Ordu, en la costa norte turca, es una ciudad de
paso, a medio camino entre Samsun y Trebisonda.
Pero, según nos cuentan quienes saben de esto, Ordu es el lugar donde se produjo
un famosísimo hecho del relato de la Anábasis: la llegada al mar de los
supervivientes del ejército de Jenofonte, tras una agotadora y épica marcha. Derrotados
por el ejército persa, Los diez mil
atravesaron toda la Anatolia desde las actuales Siria y Armenia buscando la
salida al mar. Allí confiaban en ser recogidos por barcos griegos. La vista de
la costa, tras innúmeras calamidades y sufrimientos, provocó el grito
desgarrador, contagioso y liberador de ¡Thalassa,
thalassa! ¡El mar, el mar!
El Mar Negro, el Pontos Euxinos |
Todos los que han estudiado un poquito de griego clásico
han tenido que traducir ese párrafo y, lo que es peor, interpretarlo. Porque
claro, para los chavales de bachillerato, diccionario en mano, averiguar que Thalassa significa mar es fácil. Pero comprender todo lo que se resume en el grito de
los soldados de Jenofonte al ver el mar, no está al alcance más que de unos
pocos. Y menos aún la concepción de que aquella última etapa de la Anábasis es,
metafóricamente, el final del viaje interior, que es lo que significa la
palabreja.
Con semejante pasado parecería que Ordu pudiera ofrecer
algo de interés, pero no es así. Restaurantes poco o nada adaptados a turistas,
ofrecen los clásicos entrantes a base de karisik
meze y haydari y poco más. En una parada "técnica" del
largo camino, la única visita posible era la del mercado para estirar las piernas. ¡Ah, pero los mercados son
ocasiones perfectas para conocer el país! Allí que vamos.

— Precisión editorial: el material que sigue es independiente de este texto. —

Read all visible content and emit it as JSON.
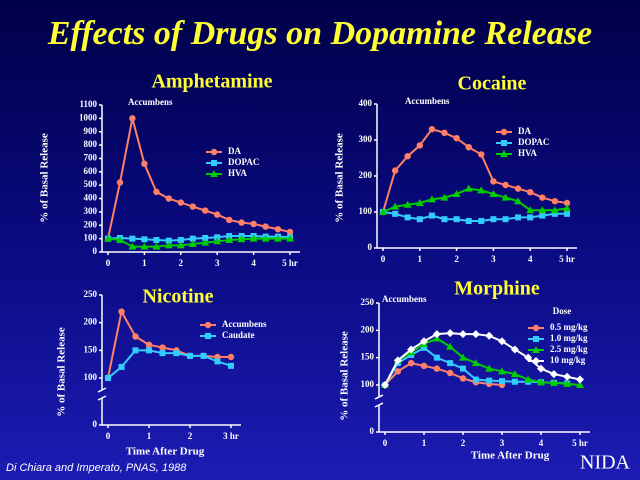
{
  "title": "Effects of Drugs on Dopamine Release",
  "citation": "Di Chiara and Imperato, PNAS, 1988",
  "logo": "NIDA",
  "chart_data": [
    {
      "type": "line",
      "title": "Amphetamine",
      "annotation": "Accumbens",
      "y_label": "% of Basal Release",
      "ylim": [
        0,
        1100
      ],
      "yticks": [
        0,
        100,
        200,
        300,
        400,
        500,
        600,
        700,
        800,
        900,
        1000,
        1100
      ],
      "xlim": [
        0,
        5
      ],
      "xticks": [
        0,
        1,
        2,
        3,
        4,
        {
          "value": 5,
          "label": "5 hr"
        }
      ],
      "x": [
        0,
        0.33,
        0.67,
        1,
        1.33,
        1.67,
        2,
        2.33,
        2.67,
        3,
        3.33,
        3.67,
        4,
        4.33,
        4.67,
        5
      ],
      "series": [
        {
          "name": "DA",
          "color": "#ff8066",
          "marker": "circle",
          "values": [
            100,
            520,
            1000,
            660,
            450,
            400,
            370,
            340,
            310,
            280,
            240,
            220,
            210,
            190,
            170,
            150
          ]
        },
        {
          "name": "DOPAC",
          "color": "#33ccff",
          "marker": "square",
          "values": [
            100,
            105,
            100,
            95,
            90,
            85,
            90,
            100,
            105,
            110,
            120,
            120,
            120,
            115,
            115,
            110
          ]
        },
        {
          "name": "HVA",
          "color": "#00cc00",
          "marker": "triangle",
          "values": [
            100,
            90,
            40,
            40,
            40,
            50,
            50,
            60,
            70,
            80,
            90,
            95,
            100,
            100,
            100,
            100
          ]
        }
      ]
    },
    {
      "type": "line",
      "title": "Cocaine",
      "annotation": "Accumbens",
      "y_label": "% of Basal Release",
      "ylim": [
        0,
        400
      ],
      "yticks": [
        0,
        100,
        200,
        300,
        400
      ],
      "xlim": [
        0,
        5
      ],
      "xticks": [
        0,
        1,
        2,
        3,
        4,
        {
          "value": 5,
          "label": "5 hr"
        }
      ],
      "x": [
        0,
        0.33,
        0.67,
        1,
        1.33,
        1.67,
        2,
        2.33,
        2.67,
        3,
        3.33,
        3.67,
        4,
        4.33,
        4.67,
        5
      ],
      "series": [
        {
          "name": "DA",
          "color": "#ff8066",
          "marker": "circle",
          "values": [
            100,
            215,
            255,
            285,
            330,
            320,
            305,
            280,
            260,
            185,
            175,
            165,
            155,
            140,
            130,
            125
          ]
        },
        {
          "name": "DOPAC",
          "color": "#33ccff",
          "marker": "square",
          "values": [
            100,
            95,
            85,
            80,
            90,
            80,
            80,
            75,
            75,
            80,
            80,
            85,
            85,
            90,
            95,
            95
          ]
        },
        {
          "name": "HVA",
          "color": "#00cc00",
          "marker": "triangle",
          "values": [
            100,
            115,
            120,
            125,
            135,
            140,
            150,
            165,
            160,
            150,
            140,
            130,
            105,
            105,
            105,
            110
          ]
        }
      ]
    },
    {
      "type": "line",
      "title": "Nicotine",
      "y_label": "% of Basal Release",
      "x_label": "Time After Drug",
      "y_break": true,
      "ylim": [
        0,
        250
      ],
      "yticks": [
        0,
        100,
        150,
        200,
        250
      ],
      "xlim": [
        0,
        3
      ],
      "xticks": [
        0,
        1,
        2,
        {
          "value": 3,
          "label": "3 hr"
        }
      ],
      "x": [
        0,
        0.33,
        0.67,
        1,
        1.33,
        1.67,
        2,
        2.33,
        2.67,
        3
      ],
      "series": [
        {
          "name": "Accumbens",
          "color": "#ff8066",
          "marker": "circle",
          "values": [
            100,
            220,
            175,
            160,
            155,
            150,
            140,
            140,
            138,
            138
          ]
        },
        {
          "name": "Caudate",
          "color": "#33ccff",
          "marker": "square",
          "values": [
            100,
            120,
            150,
            150,
            145,
            145,
            140,
            140,
            130,
            122
          ]
        }
      ]
    },
    {
      "type": "line",
      "title": "Morphine",
      "annotation": "Accumbens",
      "y_label": "% of Basal Release",
      "x_label": "Time After Drug",
      "legend_title": "Dose",
      "y_break": true,
      "ylim": [
        0,
        250
      ],
      "yticks": [
        0,
        100,
        150,
        200,
        250
      ],
      "xlim": [
        0,
        5
      ],
      "xticks": [
        0,
        1,
        2,
        3,
        4,
        {
          "value": 5,
          "label": "5 hr"
        }
      ],
      "x": [
        0,
        0.33,
        0.67,
        1,
        1.33,
        1.67,
        2,
        2.33,
        2.67,
        3,
        3.33,
        3.67,
        4,
        4.33,
        4.67,
        5
      ],
      "series": [
        {
          "name": "0.5 mg/kg",
          "color": "#ff8066",
          "marker": "circle",
          "values": [
            100,
            125,
            140,
            135,
            130,
            122,
            112,
            105,
            102,
            100,
            null,
            null,
            null,
            null,
            null,
            null
          ]
        },
        {
          "name": "1.0 mg/kg",
          "color": "#33ccff",
          "marker": "square",
          "values": [
            100,
            140,
            155,
            168,
            150,
            140,
            130,
            110,
            108,
            107,
            106,
            106,
            105,
            104,
            103,
            null
          ]
        },
        {
          "name": "2.5 mg/kg",
          "color": "#00cc00",
          "marker": "triangle",
          "values": [
            100,
            145,
            160,
            175,
            185,
            170,
            150,
            140,
            130,
            125,
            120,
            110,
            105,
            104,
            102,
            100
          ]
        },
        {
          "name": "10 mg/kg",
          "color": "#ffffff",
          "marker": "diamond",
          "values": [
            100,
            145,
            165,
            180,
            193,
            195,
            193,
            193,
            190,
            180,
            165,
            150,
            130,
            120,
            115,
            110
          ]
        }
      ]
    }
  ]
}
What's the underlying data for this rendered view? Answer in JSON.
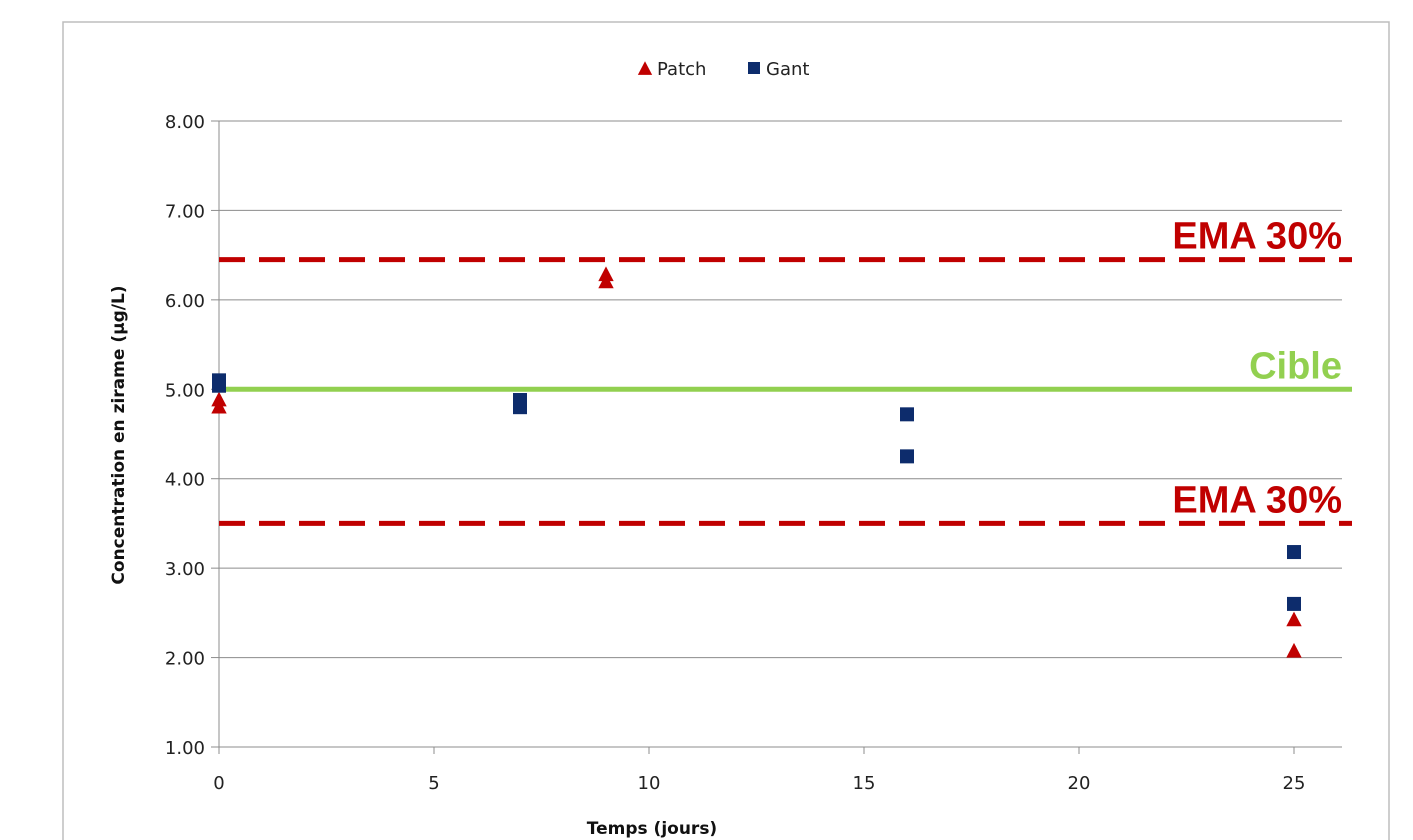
{
  "chart_data": {
    "type": "scatter",
    "xlabel": "Temps (jours)",
    "ylabel": "Concentration en zirame (µg/L)",
    "xlim": [
      0,
      26
    ],
    "ylim": [
      1.0,
      8.0
    ],
    "x_ticks": [
      0,
      5,
      10,
      15,
      20,
      25
    ],
    "y_ticks": [
      1.0,
      2.0,
      3.0,
      4.0,
      5.0,
      6.0,
      7.0,
      8.0
    ],
    "y_tick_labels": [
      "1.00",
      "2.00",
      "3.00",
      "4.00",
      "5.00",
      "6.00",
      "7.00",
      "8.00"
    ],
    "grid": "horizontal",
    "legend": {
      "placement": "top-center",
      "entries": [
        "Patch",
        "Gant"
      ]
    },
    "series": [
      {
        "name": "Patch",
        "marker": "triangle",
        "color": "#c00000",
        "points": [
          {
            "x": 0,
            "y": 4.8
          },
          {
            "x": 0,
            "y": 4.88
          },
          {
            "x": 9,
            "y": 6.2
          },
          {
            "x": 9,
            "y": 6.28
          },
          {
            "x": 25,
            "y": 2.42
          },
          {
            "x": 25,
            "y": 2.07
          }
        ]
      },
      {
        "name": "Gant",
        "marker": "square",
        "color": "#0d2c6c",
        "points": [
          {
            "x": 0,
            "y": 5.04
          },
          {
            "x": 0,
            "y": 5.1
          },
          {
            "x": 7,
            "y": 4.8
          },
          {
            "x": 7,
            "y": 4.88
          },
          {
            "x": 16,
            "y": 4.72
          },
          {
            "x": 16,
            "y": 4.25
          },
          {
            "x": 25,
            "y": 3.18
          },
          {
            "x": 25,
            "y": 2.6
          }
        ]
      }
    ],
    "reference_lines": [
      {
        "label": "EMA 30%",
        "y": 6.45,
        "style": "dashed",
        "color": "#c00000"
      },
      {
        "label": "Cible",
        "y": 5.0,
        "style": "solid",
        "color": "#92d050"
      },
      {
        "label": "EMA 30%",
        "y": 3.5,
        "style": "dashed",
        "color": "#c00000"
      }
    ]
  }
}
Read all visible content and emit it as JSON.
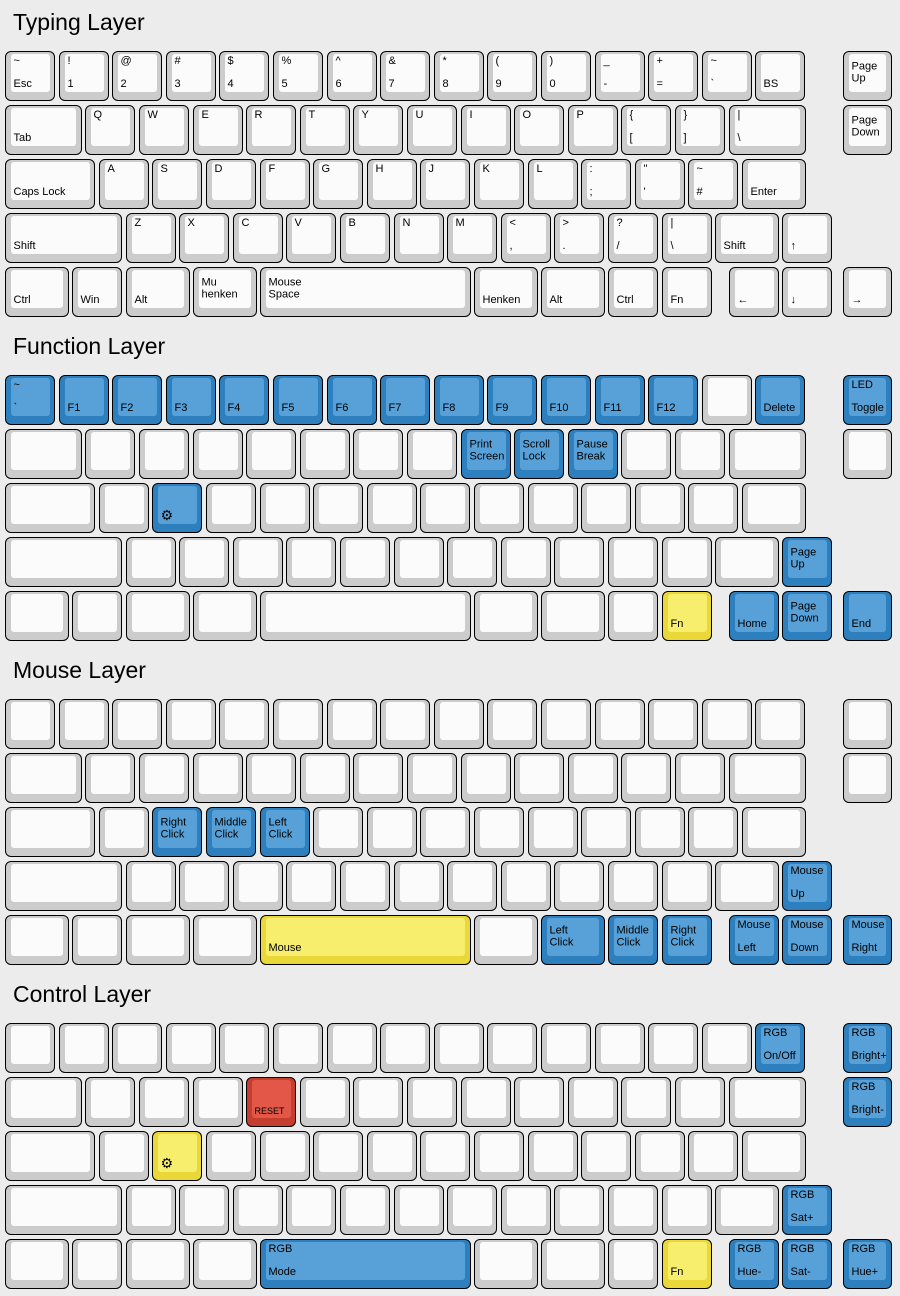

El mercado de Ordu es un edificio sin ningún atractivo, blancuzco
y ramplón. Los puestos de alimentación quedan detrás de los de artesanía. Y en estos, los
comerciantes son más incisivos que en otros sitios y ofrecen puñales con mango
de presunto cuerno de cabra, figuritas de madera labrada o ajedreces formados
por ejércitos variopintos. No hay nada atractivo en esa zona. Mucho más interesante
era la dedicada a las hortalizas, la fruta y los pescados. Puestos exuberantes
de cebollas, rábanos –espectaculares-, tomates, pepinos, pimientos, calabacines,
lechugas, melocotones, ciruelas, cerezas, nueces, pistachos y avellanas te reciben
acogedores. Los colores y las formas a veces son poco agraciados. Pero los
olores y los sabores son excelentes, como puede comprobarse en los restaurantes. Y el conjunto es muy pinturero.
Los pistachos en verde y en rama son difíciles de
reconocer, y encima tienen un tono rojizo que despista aún más. Hay que tratar
de ver algunos abiertos y entonces se ve claramente el fruto.
- ¿Compramos unos pocos?
- Bueno, así los probamos, ¿no?
El vendedor, desprevenido, acercó el abollado platillo de la balanza y
tomó cuatro medidas con un cacillo mellado y oxidado, puso el plato en una decrépita
báscula y la equilibró. Redondeó a doscientos gramos. Los propietarios de los
puestos próximos miraban entre sorprendidos, curiosos y expectantes. Algunos tenían una
pequeña azada junto al carrito donde transportaban su mercancía, y sus manos
denotaban claramente que no había intermediarios. Gente oscura, seria,
trabajada y trabajadora.
El hombre escribió una cifra en el papel de un periódico para
envolver y devolvió el resto de lápiz a su sitio en la exigua caja. Esperaba
que lo hubiera puesto sobre la oreja. Pero no. Al cambio, el kilo estaba a unos
dos euros y medio. Pero daba igual el precio, ¿acaso no eran pistachos frescos comprados en
Ordu, los mismos que comía Jenofonte mientras gritaba Thalassa, thalassa espurreando con la boca llena?